This is great news. Yesterday the Obama administration took another step in helping us break the shackles of foreign oil by offering up more areas for oil and gas drilling, including in the eastern Gulf of Mexico and the Alaska coast .
The only bad part about it is that the sale of the 15 leases will be stretched out over 5 years from 2012-2017 with the Alaskan leases coming up towards the end to make time for scientific evaluations. Hell, we need those fossil fuels NOW. Why wait when the foreign oil producers are threatening our national security by hold us hostage to their oil. I'm not critical of our President, but this is a big mistaken unless he has something up his sleeve as usual.

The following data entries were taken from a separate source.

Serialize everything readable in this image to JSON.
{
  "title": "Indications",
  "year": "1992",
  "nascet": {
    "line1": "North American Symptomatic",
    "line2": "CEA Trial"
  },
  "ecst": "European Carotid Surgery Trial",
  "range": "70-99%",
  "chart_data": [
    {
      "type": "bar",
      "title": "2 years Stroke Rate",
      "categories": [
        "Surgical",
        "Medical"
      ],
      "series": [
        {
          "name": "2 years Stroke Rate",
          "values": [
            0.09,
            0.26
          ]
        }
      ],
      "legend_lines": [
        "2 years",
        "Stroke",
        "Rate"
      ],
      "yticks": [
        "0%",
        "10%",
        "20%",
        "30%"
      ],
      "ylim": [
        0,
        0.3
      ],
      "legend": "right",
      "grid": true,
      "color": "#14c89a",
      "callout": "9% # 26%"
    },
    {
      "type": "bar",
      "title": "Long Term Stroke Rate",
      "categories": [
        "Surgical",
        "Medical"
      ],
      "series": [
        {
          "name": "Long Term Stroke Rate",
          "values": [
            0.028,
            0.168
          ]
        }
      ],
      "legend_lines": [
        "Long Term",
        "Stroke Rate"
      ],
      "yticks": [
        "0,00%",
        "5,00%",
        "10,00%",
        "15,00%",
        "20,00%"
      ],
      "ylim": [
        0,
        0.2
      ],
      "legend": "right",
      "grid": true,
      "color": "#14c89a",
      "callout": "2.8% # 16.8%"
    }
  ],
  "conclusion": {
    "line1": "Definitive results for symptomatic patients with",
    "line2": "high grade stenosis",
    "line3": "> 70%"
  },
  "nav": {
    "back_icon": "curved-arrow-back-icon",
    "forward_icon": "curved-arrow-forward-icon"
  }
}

But those scientific evaluations are probably important. After all you might run into to some nasty surprises up there like ...
The announcement came on a day when a near-record storm was expected to pound the western Alaska coast. The focus was in the Bering Sea, but the National Weather Service said winds of 65 to 70 mph with gusts to 90 mph also were expected along the Chukchi Sea coast.
"How do you drill a relief well? How do you put a containment system in place in those conditions? It is a very challenging situation up there to say the least," said Marilyn Heiman, the Arctic Program Director for the Pew Environment Group.
Of course, some take issue with the plan:
William H. Meadow, the president of The Wilderness Society, said in a statement the lease sale plan "continues to take America down the road of putting big oil first, threatening our few remaining pristine areas with drilling and spilling."
"It is too soon for the administration to say that they will have the necessary science, the proven spill-response techniques, and the needed response capacity and onshore infrastructure by the time of their proposed Arctic Ocean lease sales," he said.
But environmental groups aren't the only ones criticizing the plan. The oil and gas industry also fails to recognize this important step toward energy freedom:
The American Petroleum Institute, an oil industry trade group, was also not pleased. Erik Milito, head of the group's production section, called it "a missed opportunity" to address rising energy demand, jobs and the deficit. Royalties from energy production on public lands are one of the largest sources of income to the federal government.
The plan falls well short of proposals passed in the House and touted by Republicans running for president, who want to vastly expand drilling. They have accused the president of stifling American energy.
Like they say, if nobody likes it, it must be a good policy. And if it's President Obama's policy, you know it's gotta be good. We're always safe in the hands of the Democrats.